Due to extreme poverty, exacerbated by the COVID-19 pandemic, reported cases of OSAEC (online sexual abuse and exploitation of children) increased by 264%, based on the figures by the Philippines’ Department of Justice.
Previous articles on OSAEC highlighted the role of parents and relatives in what the Unicef and SafeKids PH call “the worst form of violence on children on the internet.”
Following the blocking of 3,000 domains linked to online sexual abuse and exploitation of children (OSAEC), Philippine digital services firm PLDT Inc. (PLDT) and its wireless subsidiary Smart Communications Inc. (Smart) affirmed their ongoing efforts to find a long-term solution in protecting children from online pornography.
Based on the report by the International Justice Mission the Philippines was the largest known source of OSEC cases in the world. CyberTipline ranks the Asia-Pacific region as the third-largest source of “online enticement.”
“We at PLDT and Smart are here to sustain the campaign (to prevent OSAEC) and reinforced efforts towards stamping out online child exploitation,” said Cathy Yap-Yang, FVP and group head, Corporate Communications, PLDT Inc. “We have developed homegrown programs including Cybersmart, Better Today, and PLDT Infoteach that educate people to be responsible digital citizens online — and in real life.”
PLDT’s latest effort is the creation of the Cybersecurity Operations Group (CSOG) to protect not only the PLDT Group’s assets but the enterprise customers and consumers, as well.
“We have deployed a technology that enables us to block and prevent access to websites that are focused on sexual exploitation of children,” said Angel Redoble, FVP and group chief information security officer, PLDT Group, ePLDT Group and Smart Communications. “But we recognize that that capability is not enough.”

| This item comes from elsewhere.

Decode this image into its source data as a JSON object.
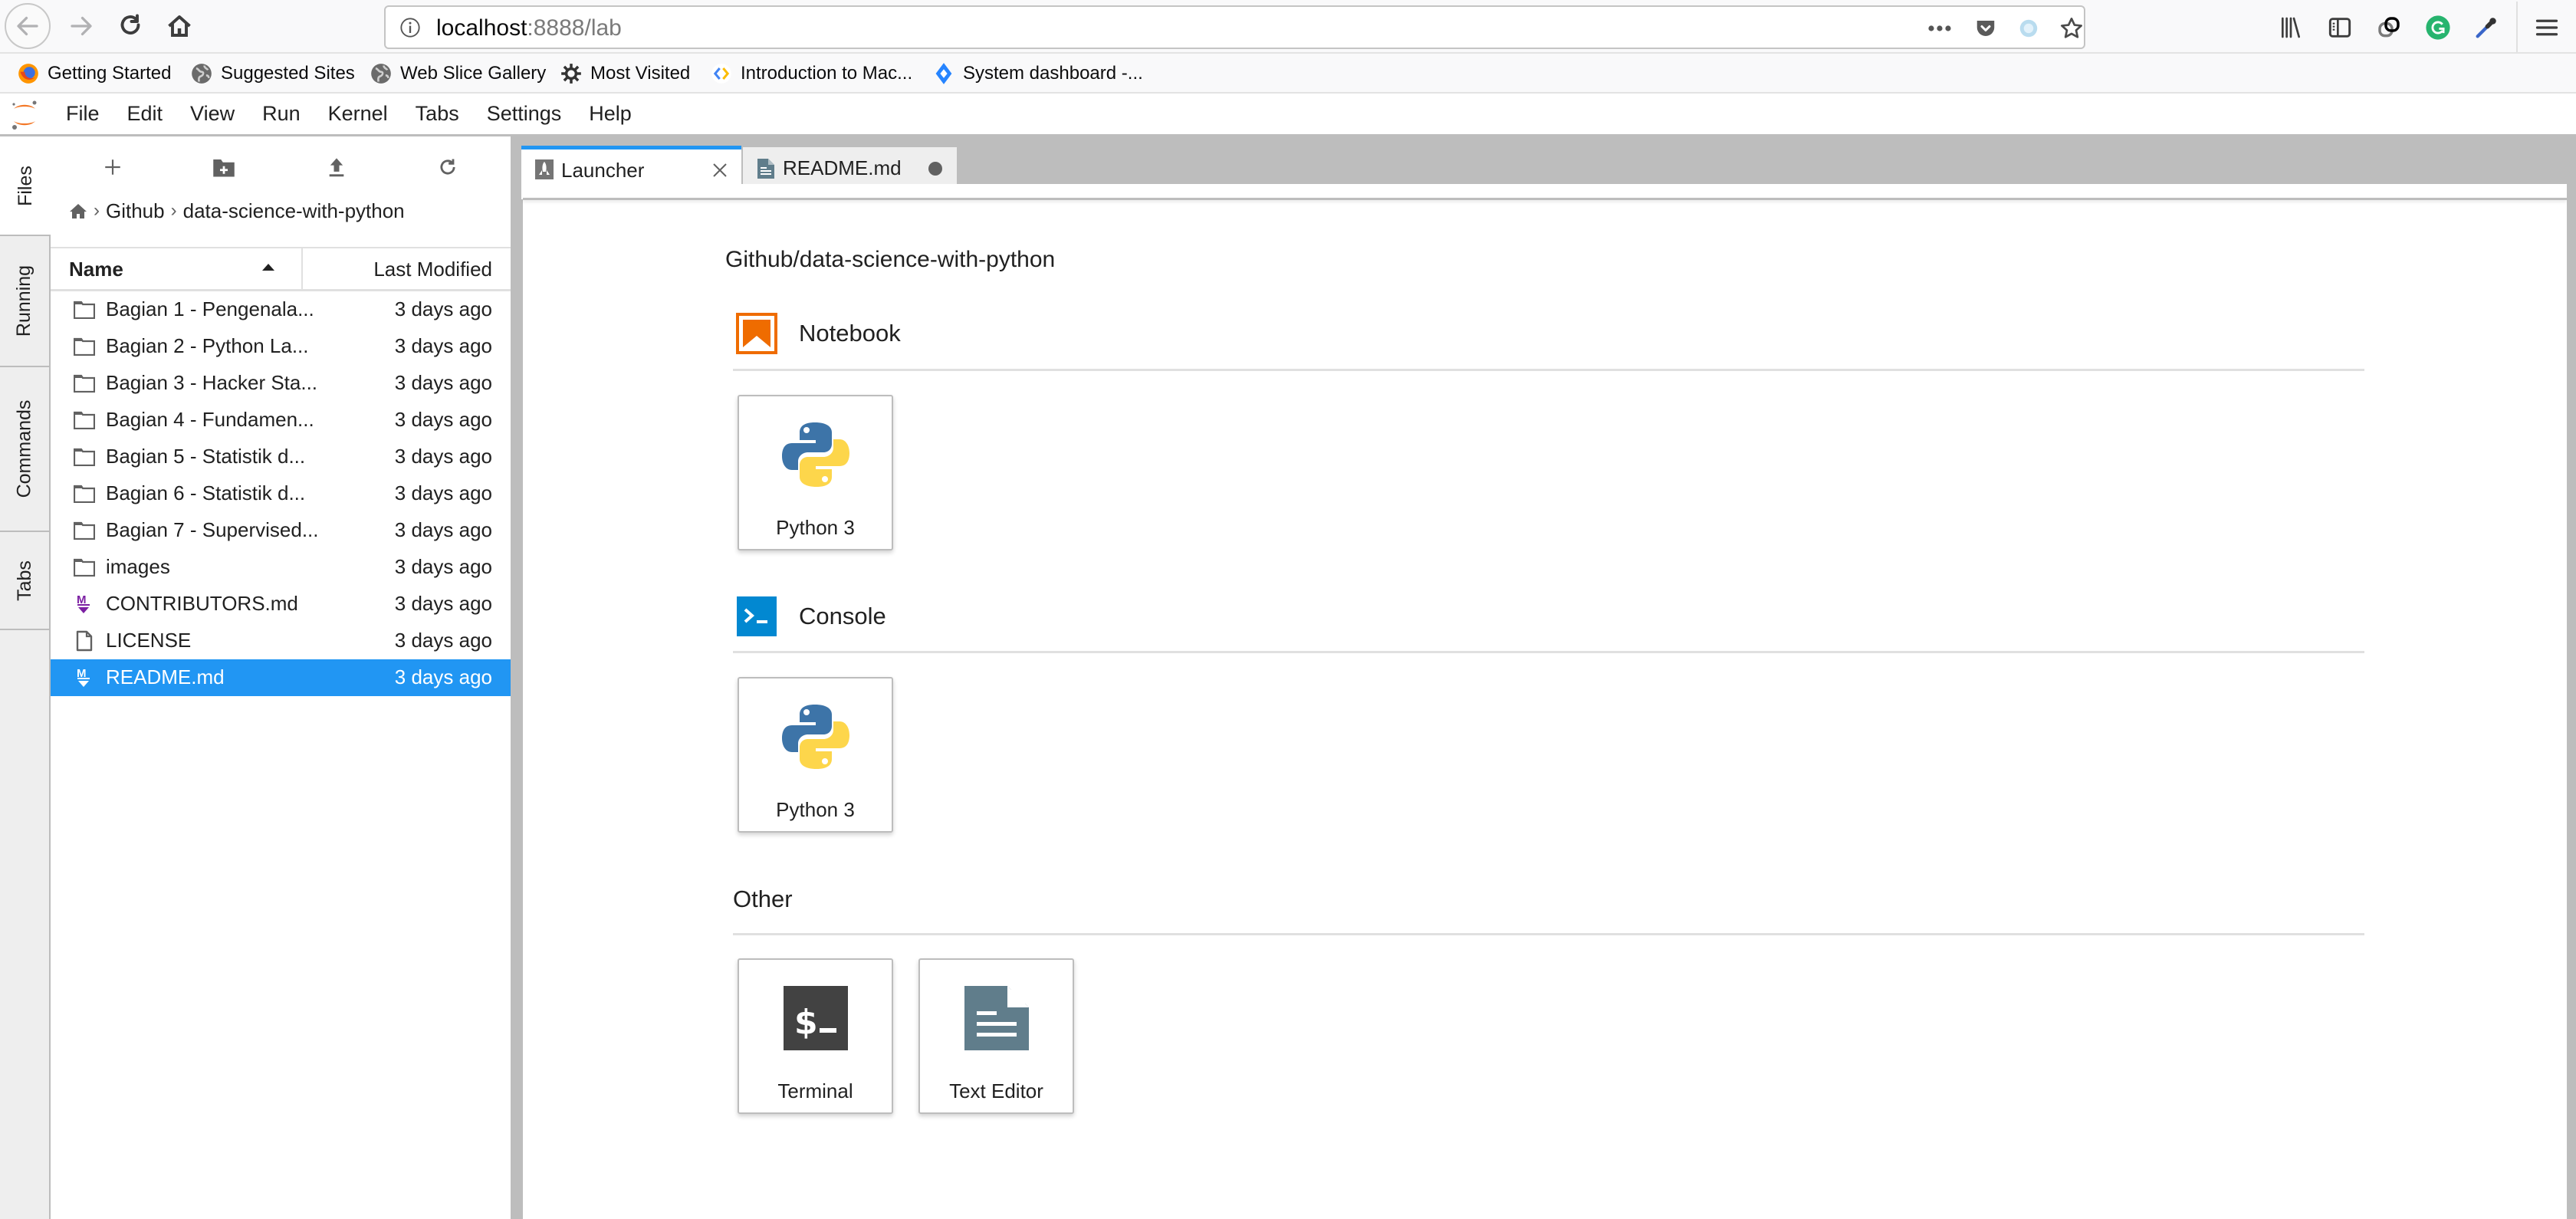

He admitted that the blocked sites are “not even “50% or 60% of the problem.”
The roadblock, however, is the objectionable content hosted by legitimate websites, for example, YouTube, which internet service providers, suck as PLDT and Smart cannot just take down or block, otherwise they would be accused of denial of service.
“What what we need to do is, we need to be able to block the content by not blocking the whole domain,” Redoble said. “What we need to do is block the content but not block the whole domain. We can limit the blocking to people who are trying to access or view the content or object. That’s the difference now. We can only do that if we have the proper process and the proper combination of technology.”
PLDT’s recent membership in the “Forum of Incident Response and Security Teams (FIRST)” will also allow its cybersecurity response team to work with global partners.
Francisco Ashley Acedillo, assistant vice president for Cybersecurity Strategy at Smart, underscores the utilization of behavioral analysis, to complement the use of technology and other infrastructures. He noted that “most of the demand for child pornography is coming from abroad.”
“For example, if a particular IP address on any normal basis does not exhibit exorbitant bandwidth use, and then suddenly there is a surge of bandwidth use in that geo locality, we flag that,” said Acedillo, who is also the president of the Philippine Institute of Cyber Security Professionals. “Then we ask the NBI (National Bureau of Investigation) and the PNP (Philippine National Police) to investigate. We tell them that there is an unusual activity — which could be a criminal activity related to the purveying of child pornography. That’s really a big step.”
Several nonprofits have been working with private organizations to elevate the discussion of preventing — it not totally eliminating — OSAEC because it is a poverty issue, which the private sector does not have any control over.
Redoble said there should be a harmonization of two conflicting Philippine laws — the Anti-Child Pornography Act and the Cybercrime Prevention Act, which prevents telecommunications companies to interfere with any network system.
Underpinning the role of the government in OSAEC prevention, Acedillo said the Philipines must strengthen its legislative and policy framework. He also said that the capacity-building of cybersecurity professionals also meant providing them with advanced training. Ultimately, educating internet users using multiple platforms is as important as the work of security professionals in the back end.